The law of leaky abstractions says that as we virtualize more we can do things that appear to work but don't really actually truly work exactly how we think they do, and Murphy says it will hit us with public downtime.
Row ID #770 - Bob submits article about puppies. Master says it commits, so data is sent to slaves. Master lied, data was actually in a cache somewhere, write later actually fails in the master - but succeeded in the slaves.
Row ID #770 - John submits article about kittens. Master now has kittens, slaves have puppies, dogs and cats living together mass hysteria reddit is down for 6 hours migrating master data to new hardware and manually hacking up rebuilt slave tables.
I don't know how this works with nosql systems and eventual consistency. Is cassandra ok to run on ebs disks but postgres not at all? Reddit says their solution is they are going to move to using local ec2 disks; is that actually a solution, or does it just make hitting the problem less likely because ec2 local disks are more reliable than ebs? Do they still do write back caching?
Meanwhile, Netflix has pointed out that they have actually moved most of their functionality into the cloud. Specifically, most everything that scales with customers and streaming usage is now served from clouds (although movies come from CDNs, not Amazon's EC2.)
Netflix has posted some really interesting information about the testing they did on EC2: http://perfcap.blogspot.com/2011/03/understanding-and-using-amazon-ebs.html
And their lessons learned is a great place to start when considering working in the cloud at scale: Netflix 5 Lessons We’ve Learned Using AWS
The upshot is, scaling by working in the cloud leads to a whole new set of challenges.

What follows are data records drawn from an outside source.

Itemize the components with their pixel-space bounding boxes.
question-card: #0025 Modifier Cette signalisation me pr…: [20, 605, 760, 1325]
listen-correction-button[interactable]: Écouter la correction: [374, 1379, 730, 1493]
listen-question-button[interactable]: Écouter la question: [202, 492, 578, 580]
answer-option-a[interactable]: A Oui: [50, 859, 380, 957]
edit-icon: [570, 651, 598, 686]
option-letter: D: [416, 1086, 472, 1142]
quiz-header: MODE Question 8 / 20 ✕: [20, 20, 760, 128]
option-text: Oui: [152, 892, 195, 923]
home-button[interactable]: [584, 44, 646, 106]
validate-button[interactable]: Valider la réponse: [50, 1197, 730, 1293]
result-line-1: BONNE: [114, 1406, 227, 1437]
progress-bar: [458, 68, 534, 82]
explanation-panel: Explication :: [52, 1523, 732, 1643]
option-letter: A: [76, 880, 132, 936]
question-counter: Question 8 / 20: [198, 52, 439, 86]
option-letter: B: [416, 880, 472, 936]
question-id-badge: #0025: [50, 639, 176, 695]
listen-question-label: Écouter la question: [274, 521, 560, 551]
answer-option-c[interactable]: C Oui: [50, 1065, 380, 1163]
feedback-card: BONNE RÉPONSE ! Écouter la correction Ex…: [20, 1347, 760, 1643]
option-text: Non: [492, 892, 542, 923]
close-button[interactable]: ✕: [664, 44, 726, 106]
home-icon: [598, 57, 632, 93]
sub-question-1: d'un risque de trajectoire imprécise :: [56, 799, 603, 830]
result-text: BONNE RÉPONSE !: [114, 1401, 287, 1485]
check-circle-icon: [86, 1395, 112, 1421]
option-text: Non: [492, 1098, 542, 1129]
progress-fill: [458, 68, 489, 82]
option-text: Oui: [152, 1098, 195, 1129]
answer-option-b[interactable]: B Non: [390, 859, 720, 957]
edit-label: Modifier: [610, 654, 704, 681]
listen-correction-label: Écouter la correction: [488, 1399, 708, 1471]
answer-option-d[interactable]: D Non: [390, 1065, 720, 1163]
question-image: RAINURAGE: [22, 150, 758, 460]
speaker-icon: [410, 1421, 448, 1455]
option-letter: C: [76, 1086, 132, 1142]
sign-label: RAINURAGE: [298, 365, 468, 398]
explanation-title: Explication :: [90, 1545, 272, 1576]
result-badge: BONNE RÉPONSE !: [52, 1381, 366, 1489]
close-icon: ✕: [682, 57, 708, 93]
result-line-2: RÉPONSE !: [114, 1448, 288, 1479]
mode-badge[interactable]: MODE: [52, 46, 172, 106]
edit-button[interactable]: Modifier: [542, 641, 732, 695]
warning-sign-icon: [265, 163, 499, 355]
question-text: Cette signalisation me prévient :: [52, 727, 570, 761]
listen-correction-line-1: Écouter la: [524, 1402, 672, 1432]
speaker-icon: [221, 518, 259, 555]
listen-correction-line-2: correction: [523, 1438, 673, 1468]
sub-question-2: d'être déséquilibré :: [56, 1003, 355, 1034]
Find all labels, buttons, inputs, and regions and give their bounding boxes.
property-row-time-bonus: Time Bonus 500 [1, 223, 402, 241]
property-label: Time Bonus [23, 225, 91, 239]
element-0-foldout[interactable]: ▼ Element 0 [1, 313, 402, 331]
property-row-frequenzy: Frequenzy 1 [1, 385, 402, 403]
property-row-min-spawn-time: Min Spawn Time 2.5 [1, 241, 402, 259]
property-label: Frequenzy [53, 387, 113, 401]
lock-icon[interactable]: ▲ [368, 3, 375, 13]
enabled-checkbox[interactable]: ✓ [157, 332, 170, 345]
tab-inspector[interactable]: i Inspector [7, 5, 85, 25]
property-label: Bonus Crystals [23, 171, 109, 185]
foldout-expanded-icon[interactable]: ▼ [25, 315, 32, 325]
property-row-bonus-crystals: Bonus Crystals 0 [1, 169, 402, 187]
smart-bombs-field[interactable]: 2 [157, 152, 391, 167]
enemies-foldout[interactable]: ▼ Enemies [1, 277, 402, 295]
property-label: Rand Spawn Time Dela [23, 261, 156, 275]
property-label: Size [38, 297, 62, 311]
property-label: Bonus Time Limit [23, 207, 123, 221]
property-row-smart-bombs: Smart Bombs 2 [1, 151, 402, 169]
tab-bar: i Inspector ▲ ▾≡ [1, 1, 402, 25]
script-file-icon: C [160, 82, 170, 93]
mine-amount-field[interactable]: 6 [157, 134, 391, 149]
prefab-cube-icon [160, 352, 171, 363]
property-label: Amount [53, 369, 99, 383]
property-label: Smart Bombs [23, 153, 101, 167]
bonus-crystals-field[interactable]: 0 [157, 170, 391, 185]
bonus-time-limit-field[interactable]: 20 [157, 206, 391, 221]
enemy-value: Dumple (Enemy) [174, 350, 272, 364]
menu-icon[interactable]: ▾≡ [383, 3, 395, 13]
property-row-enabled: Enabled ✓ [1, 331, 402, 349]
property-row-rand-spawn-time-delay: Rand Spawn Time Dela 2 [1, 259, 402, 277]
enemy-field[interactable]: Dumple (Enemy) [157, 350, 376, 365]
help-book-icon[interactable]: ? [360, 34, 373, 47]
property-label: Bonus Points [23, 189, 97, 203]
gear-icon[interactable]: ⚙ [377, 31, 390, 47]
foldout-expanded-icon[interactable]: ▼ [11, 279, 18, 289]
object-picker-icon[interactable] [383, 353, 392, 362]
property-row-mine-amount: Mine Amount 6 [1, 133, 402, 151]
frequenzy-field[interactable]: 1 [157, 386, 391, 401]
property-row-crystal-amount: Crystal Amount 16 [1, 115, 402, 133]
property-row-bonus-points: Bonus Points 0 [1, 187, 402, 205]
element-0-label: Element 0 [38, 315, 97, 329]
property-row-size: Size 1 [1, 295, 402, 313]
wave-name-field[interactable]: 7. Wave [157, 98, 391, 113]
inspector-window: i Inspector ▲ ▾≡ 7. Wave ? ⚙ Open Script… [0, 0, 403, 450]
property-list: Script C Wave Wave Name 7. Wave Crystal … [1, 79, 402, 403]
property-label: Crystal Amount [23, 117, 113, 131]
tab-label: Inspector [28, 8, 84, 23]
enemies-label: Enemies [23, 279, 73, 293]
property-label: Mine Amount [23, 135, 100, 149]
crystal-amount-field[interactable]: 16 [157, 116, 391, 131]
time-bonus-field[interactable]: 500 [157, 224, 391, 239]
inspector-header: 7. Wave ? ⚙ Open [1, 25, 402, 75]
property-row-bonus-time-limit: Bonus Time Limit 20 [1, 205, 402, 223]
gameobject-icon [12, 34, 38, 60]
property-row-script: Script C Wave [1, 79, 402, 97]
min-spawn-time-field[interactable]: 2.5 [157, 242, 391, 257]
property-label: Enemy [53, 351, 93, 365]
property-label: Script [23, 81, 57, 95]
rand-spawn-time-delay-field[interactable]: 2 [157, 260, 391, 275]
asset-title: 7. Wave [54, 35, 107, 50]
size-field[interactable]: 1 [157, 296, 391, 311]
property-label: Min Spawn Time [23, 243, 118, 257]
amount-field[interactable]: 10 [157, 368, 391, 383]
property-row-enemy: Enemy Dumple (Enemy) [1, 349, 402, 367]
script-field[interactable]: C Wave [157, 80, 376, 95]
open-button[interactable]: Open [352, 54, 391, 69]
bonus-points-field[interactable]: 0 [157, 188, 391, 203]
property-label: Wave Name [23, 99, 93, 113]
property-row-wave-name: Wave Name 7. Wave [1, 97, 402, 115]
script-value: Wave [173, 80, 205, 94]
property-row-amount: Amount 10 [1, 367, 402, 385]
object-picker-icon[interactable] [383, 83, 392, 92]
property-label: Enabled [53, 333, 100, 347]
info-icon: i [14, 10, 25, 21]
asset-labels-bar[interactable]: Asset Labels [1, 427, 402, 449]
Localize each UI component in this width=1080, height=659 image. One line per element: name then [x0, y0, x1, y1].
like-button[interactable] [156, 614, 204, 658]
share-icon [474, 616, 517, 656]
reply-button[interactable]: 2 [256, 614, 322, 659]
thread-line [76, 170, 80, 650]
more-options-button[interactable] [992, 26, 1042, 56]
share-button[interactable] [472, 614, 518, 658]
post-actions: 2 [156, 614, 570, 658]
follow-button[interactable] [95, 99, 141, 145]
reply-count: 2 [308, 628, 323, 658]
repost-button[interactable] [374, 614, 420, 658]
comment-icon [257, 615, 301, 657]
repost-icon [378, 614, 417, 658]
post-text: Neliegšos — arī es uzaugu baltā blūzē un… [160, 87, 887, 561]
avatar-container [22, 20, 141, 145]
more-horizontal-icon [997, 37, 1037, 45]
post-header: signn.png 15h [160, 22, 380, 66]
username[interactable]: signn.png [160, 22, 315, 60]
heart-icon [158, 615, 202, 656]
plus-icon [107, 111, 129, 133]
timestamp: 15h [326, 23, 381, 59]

You have to invest more in writing your software to handle hardware failure, you have to test failure scenarios more, you may have to go so far as to redesign network protocols to be less chatty because you have unpredictable latency from shared systems, and you have to expect problems from when abstractions leak as layers of complexity are added to what used to be a simple operation like “write this to disk”. If you’re at the point where your hardware costs from scaling exceed your software development costs, or if you truly need to be able to handle rapid customer growth faster than you can expand traditional data center use, it can make a lot of sense to tackle these challenges. But it’s not a no-brainer no-effort proposition – development and testing are going to get harder to handle new scenarios as you switch to using a larger quantity of less reliable resources.
Netflix uses simpledb, hadoop, and cassandra.